Première chambre civile, 29 mai 2019 — 18-16.912

Rejet Cour de cassation — Première chambre civile

Textes visés

  • Article 1014 du code de procédure civile.

Texte intégral

CIV. 1

IK

COUR DE CASSATION ______________________

Audience publique du 29 mai 2019

Rejet non spécialement motivé

Mme BATUT, président

Décision n° 10328 F

Pourvoi n° E 18-16.912

Aide juridictionnelle totale en demande au profit de M. G... I.... Admission du bureau d'aide juridictionnelle près la Cour de cassation en date du 21 mars 2018.

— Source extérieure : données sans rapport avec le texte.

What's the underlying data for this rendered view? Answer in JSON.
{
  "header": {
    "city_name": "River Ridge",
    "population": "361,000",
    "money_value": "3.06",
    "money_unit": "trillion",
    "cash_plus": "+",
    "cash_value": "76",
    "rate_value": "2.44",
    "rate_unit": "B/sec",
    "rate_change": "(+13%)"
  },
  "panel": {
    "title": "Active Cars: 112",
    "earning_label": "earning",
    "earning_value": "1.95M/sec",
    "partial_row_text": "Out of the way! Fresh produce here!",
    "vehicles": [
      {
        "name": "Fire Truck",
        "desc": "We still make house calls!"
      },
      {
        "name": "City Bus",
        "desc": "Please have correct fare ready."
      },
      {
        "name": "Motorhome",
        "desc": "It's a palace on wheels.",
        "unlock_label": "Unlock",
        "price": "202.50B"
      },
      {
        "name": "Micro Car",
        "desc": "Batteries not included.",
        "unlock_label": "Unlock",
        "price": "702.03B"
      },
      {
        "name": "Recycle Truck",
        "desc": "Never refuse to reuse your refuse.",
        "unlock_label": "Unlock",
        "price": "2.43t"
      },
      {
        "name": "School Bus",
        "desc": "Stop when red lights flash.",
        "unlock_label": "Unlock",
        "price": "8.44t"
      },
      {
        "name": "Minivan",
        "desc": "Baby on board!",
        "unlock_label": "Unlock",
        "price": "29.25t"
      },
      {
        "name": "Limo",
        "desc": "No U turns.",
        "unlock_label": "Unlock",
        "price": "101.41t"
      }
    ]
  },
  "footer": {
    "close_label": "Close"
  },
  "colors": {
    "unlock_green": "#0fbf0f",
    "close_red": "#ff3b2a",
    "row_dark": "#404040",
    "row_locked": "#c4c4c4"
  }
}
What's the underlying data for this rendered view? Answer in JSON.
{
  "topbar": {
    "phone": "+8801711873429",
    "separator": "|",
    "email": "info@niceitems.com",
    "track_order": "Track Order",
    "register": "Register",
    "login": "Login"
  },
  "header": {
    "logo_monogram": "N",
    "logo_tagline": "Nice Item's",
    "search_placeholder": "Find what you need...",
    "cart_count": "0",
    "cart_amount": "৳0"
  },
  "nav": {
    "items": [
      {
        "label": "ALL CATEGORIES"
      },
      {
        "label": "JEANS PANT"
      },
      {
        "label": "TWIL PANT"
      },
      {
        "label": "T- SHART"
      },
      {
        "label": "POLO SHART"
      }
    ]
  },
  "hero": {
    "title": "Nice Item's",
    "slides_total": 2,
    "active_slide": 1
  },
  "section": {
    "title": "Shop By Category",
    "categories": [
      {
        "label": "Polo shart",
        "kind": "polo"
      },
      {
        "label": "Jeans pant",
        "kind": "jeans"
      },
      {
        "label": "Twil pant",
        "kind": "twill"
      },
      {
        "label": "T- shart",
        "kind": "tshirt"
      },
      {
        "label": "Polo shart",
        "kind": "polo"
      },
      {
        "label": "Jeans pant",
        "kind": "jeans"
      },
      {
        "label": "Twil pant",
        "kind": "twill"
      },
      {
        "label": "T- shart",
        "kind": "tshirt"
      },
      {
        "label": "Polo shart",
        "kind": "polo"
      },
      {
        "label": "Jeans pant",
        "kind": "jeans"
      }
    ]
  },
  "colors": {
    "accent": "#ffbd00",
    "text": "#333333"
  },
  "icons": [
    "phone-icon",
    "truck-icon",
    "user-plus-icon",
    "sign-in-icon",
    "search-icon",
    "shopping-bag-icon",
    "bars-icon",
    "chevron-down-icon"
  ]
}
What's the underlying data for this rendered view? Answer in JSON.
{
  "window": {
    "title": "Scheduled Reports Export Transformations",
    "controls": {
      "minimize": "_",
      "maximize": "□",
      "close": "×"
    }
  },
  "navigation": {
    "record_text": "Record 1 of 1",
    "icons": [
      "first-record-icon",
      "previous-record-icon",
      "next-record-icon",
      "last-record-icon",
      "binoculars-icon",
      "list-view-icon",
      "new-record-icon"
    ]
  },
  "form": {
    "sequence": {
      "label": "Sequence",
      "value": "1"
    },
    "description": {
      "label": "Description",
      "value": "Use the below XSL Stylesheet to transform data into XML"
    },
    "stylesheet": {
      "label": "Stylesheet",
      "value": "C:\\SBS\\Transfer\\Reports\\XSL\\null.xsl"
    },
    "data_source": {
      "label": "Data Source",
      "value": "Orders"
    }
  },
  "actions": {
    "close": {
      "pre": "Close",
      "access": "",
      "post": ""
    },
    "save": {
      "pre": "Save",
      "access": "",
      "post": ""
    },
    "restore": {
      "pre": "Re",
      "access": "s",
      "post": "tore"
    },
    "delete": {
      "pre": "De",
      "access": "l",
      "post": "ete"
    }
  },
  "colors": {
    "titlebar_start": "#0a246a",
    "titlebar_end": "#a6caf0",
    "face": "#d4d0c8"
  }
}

R É P U B L I Q U E F R A N Ç A I S E

_________________________

AU NOM DU PEUPLE FRANÇAIS _________________________

LA COUR DE CASSATION, PREMIÈRE CHAMBRE CIVILE, a rendu la décision suivante :

Vu le pourvoi formé par :

1°/ Mme K... D..., épouse L...,

2°/ M. G... I...,

tous deux domiciliés [...] ,

contre l'arrêt rendu le 9 novembre 2017 par la cour d'appel de Douai (chambre 7, section 2), dans le litige les opposant :

1°/ à M. T... I..., domicilié [...] ,

2°/ à l'Association pour la justice, l'accueil et la réinsertion du Nord (AJAR du Nord), dont le siège est [...] , prise en qualité d'administrateur ad hoc de X... I...,

défendeurs à la cassation ;

Vu la communication faite au procureur général ;

LA COUR, en l'audience publique du 16 avril 2019, où étaient présentes : Mme Batut, président, Mme Azar, conseiller référendaire rapporteur, Mme Wallon, conseiller doyen, Mme Pecquenard, greffier de chambre ;

Vu les observations écrites de la SCP Rocheteau et Uzan-Sarano, avocat de Mme D... et de M. G... I... ;

Sur le rapport de Mme Azar, conseiller référendaire, et après en avoir délibéré conformément à la loi ;

Donne acte à Mme D... et M. G... I... du désistement de leur pourvoi en ce qu'il est dirigé contre l'Association pour la justice, l'accueil et la réinsertion du Nord ;

Vu l'article 1014 du code de procédure civile ;

Attendu que le moyen de cassation annexé, qui est invoqué à l'encontre de la décision attaquée, n'est manifestement pas de nature à entraîner la cassation ;

Qu'il n'y a donc pas lieu de statuer par une décision spécialement motivée ;

REJETTE le pourvoi ;

Condamne Mme D... et M. G... I... aux dépens ;

Vu l'article 700 du code de procédure civile, rejette la demande ;

Ainsi décidé par la Cour de cassation, première chambre civile, et prononcé par le président en son audience publique du vingt-neuf mai deux mille dix-neuf. MOYEN ANNEXE à la présente décision

Moyen produit par la SCP Rocheteau et Uzan-Sarano, avocat aux Conseils, pour Mme D... et M. G... I...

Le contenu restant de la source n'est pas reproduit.